I had an epiphany the other day. You know, the moment of enlightenment when the light bulb flashes bright dots of knowing there is bright 150 watt light, singing alleluias (or in my case rock ‘n roll); it jolted me from my everyday languidness of inertia to a full wide-awake state of aliveness; and it coddled me proving that I am treasured, valued, respected, and a worthwhile human being. What happened? I was in an elevator when a man, a gentleman, entered, said hello and looked me straight in the eye. There was no side-stepping, no glancing over my shoulder, it was a straight-forward look into my being. There was no intentional conversation, but there was validity that I existed for that brief second in the elevator. This moment in time reminded me of another time in my life.
It was years ago and I was in the midst of what some may call success, I was editing at the magazine, teaching composition at the university, volunteering and serving on boards.
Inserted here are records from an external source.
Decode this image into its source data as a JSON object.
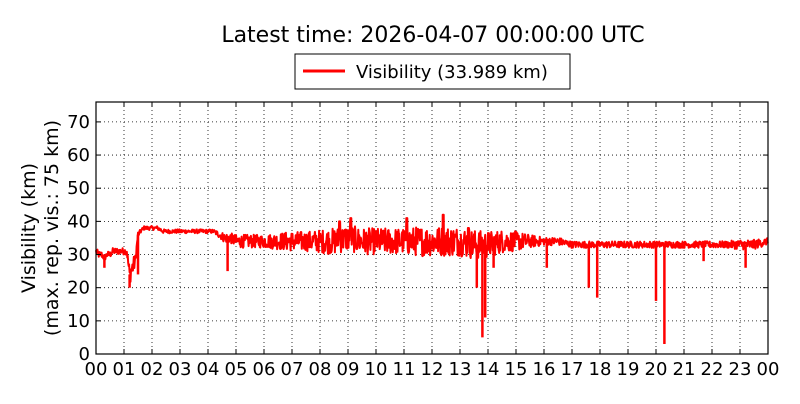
{
  "chart_data": {
    "type": "line",
    "title": "Latest time: 2026-04-07 00:00:00 UTC",
    "ylabel_line1": "Visibility (km)",
    "ylabel_line2": "(max. rep. vis.: 75 km)",
    "xlabel": "",
    "xlim": [
      0,
      24
    ],
    "ylim": [
      0,
      76
    ],
    "x_ticks": [
      0,
      1,
      2,
      3,
      4,
      5,
      6,
      7,
      8,
      9,
      10,
      11,
      12,
      13,
      14,
      15,
      16,
      17,
      18,
      19,
      20,
      21,
      22,
      23,
      24
    ],
    "x_tick_labels": [
      "00",
      "01",
      "02",
      "03",
      "04",
      "05",
      "06",
      "07",
      "08",
      "09",
      "10",
      "11",
      "12",
      "13",
      "14",
      "15",
      "16",
      "17",
      "18",
      "19",
      "20",
      "21",
      "22",
      "23",
      "00"
    ],
    "y_ticks": [
      0,
      10,
      20,
      30,
      40,
      50,
      60,
      70
    ],
    "y_tick_labels": [
      "0",
      "10",
      "20",
      "30",
      "40",
      "50",
      "60",
      "70"
    ],
    "grid": true,
    "legend_position": "top-center",
    "series": [
      {
        "name": "Visibility (33.989 km)",
        "color": "#ff0000",
        "x_hours": [
          0.0,
          0.1,
          0.2,
          0.3,
          0.4,
          0.5,
          0.6,
          0.7,
          0.8,
          0.9,
          1.0,
          1.1,
          1.2,
          1.3,
          1.4,
          1.5,
          1.6,
          1.7,
          1.8,
          1.9,
          2.0,
          2.2,
          2.4,
          2.6,
          2.8,
          3.0,
          3.2,
          3.4,
          3.6,
          3.8,
          4.0,
          4.2,
          4.4,
          4.6,
          4.8,
          5.0,
          5.5,
          6.0,
          6.5,
          7.0,
          7.5,
          8.0,
          8.5,
          9.0,
          9.5,
          10.0,
          10.5,
          11.0,
          11.5,
          12.0,
          12.5,
          13.0,
          13.5,
          14.0,
          14.5,
          15.0,
          15.5,
          16.0,
          16.5,
          17.0,
          17.5,
          18.0,
          18.5,
          19.0,
          19.5,
          20.0,
          20.5,
          21.0,
          21.5,
          22.0,
          22.5,
          23.0,
          23.5,
          24.0
        ],
        "values_km": [
          31,
          30,
          30,
          29,
          30,
          30,
          31,
          31,
          31,
          31,
          31,
          31,
          24,
          26,
          28,
          36,
          37,
          38,
          38,
          38,
          38,
          38,
          37,
          37,
          37,
          37,
          37,
          37,
          37,
          37,
          37,
          37,
          36,
          35,
          35,
          34,
          34,
          34,
          34,
          34,
          34,
          34,
          34,
          35,
          34,
          34,
          34,
          34,
          34,
          34,
          34,
          34,
          33,
          33,
          34,
          34,
          34,
          34,
          34,
          33,
          33,
          33,
          33,
          33,
          33,
          33,
          33,
          33,
          33,
          33,
          33,
          33,
          33,
          34
        ],
        "noise_amplitude_km": [
          1,
          1,
          1,
          1,
          1,
          1,
          1,
          1,
          1,
          1,
          1,
          1,
          3,
          3,
          2,
          1,
          0.6,
          0.6,
          0.6,
          0.6,
          0.6,
          0.6,
          0.6,
          0.6,
          0.6,
          0.6,
          0.6,
          0.6,
          0.6,
          0.6,
          0.6,
          0.6,
          1,
          1.5,
          1.5,
          2,
          2,
          2,
          2.5,
          3,
          3,
          3.5,
          4,
          4,
          4,
          4,
          4,
          4,
          4.5,
          4.5,
          4.5,
          4.5,
          4.5,
          4,
          3.5,
          3,
          2,
          1.2,
          1.2,
          1,
          1,
          1,
          1,
          1,
          1,
          1,
          1,
          1,
          1,
          1,
          1,
          1.5,
          1.5,
          1
        ],
        "dips": [
          {
            "x_hour": 0.3,
            "value_km": 26
          },
          {
            "x_hour": 1.2,
            "value_km": 20
          },
          {
            "x_hour": 1.5,
            "value_km": 24
          },
          {
            "x_hour": 4.7,
            "value_km": 25
          },
          {
            "x_hour": 13.6,
            "value_km": 20
          },
          {
            "x_hour": 13.8,
            "value_km": 5
          },
          {
            "x_hour": 13.9,
            "value_km": 11
          },
          {
            "x_hour": 14.2,
            "value_km": 26
          },
          {
            "x_hour": 16.1,
            "value_km": 26
          },
          {
            "x_hour": 17.6,
            "value_km": 20
          },
          {
            "x_hour": 17.9,
            "value_km": 17
          },
          {
            "x_hour": 20.0,
            "value_km": 16
          },
          {
            "x_hour": 20.3,
            "value_km": 3
          },
          {
            "x_hour": 21.7,
            "value_km": 28
          },
          {
            "x_hour": 23.2,
            "value_km": 26
          }
        ],
        "peaks": [
          {
            "x_hour": 8.7,
            "value_km": 40
          },
          {
            "x_hour": 9.1,
            "value_km": 41
          },
          {
            "x_hour": 11.1,
            "value_km": 41
          },
          {
            "x_hour": 12.4,
            "value_km": 42
          },
          {
            "x_hour": 13.3,
            "value_km": 38
          }
        ]
      }
    ]
  }
}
In other words, I was wayyy too busy to know that there was life outside of my tunnel visioned world. Then, without knowing what was going to happen, I stopped at Arby’s for a sandwich and this girl behind the counter smiled at me. It was a smile that struck me so hard that I stopped dead in my tracks, and said, “Thank you for smiling. I can’t remember when someone actually smiled at me.” She looked at me as if I was strange, and maybe I was to notice a smile. It was a genuine smile, and at that moment something happened. I realized that I had made my life so busy that I forgot to be human, to touch someone else’s heart, to smile back. I realized by that smile that we are all in this life together, and if I did not have time to stop and smile, to say a kind word, to make someone else’s day brighter, then, what is it all about? — definitely not the job, the so-called success, the baubles of American middle-class.
That smile has formed many of my days, and now I keep thinking of “the look”. Since the look, I have noticed how many people do not look at my eyes when I speak, and how many times I do not look into the souls of people I am talking with.Today, I am making a conscious effort to look into people’s eyes as I speak to them. I want them to feel what I felt, that they, too, are treasured, valued, respected and are a worthwhile human being.
Please, take note, and let me know what you notice.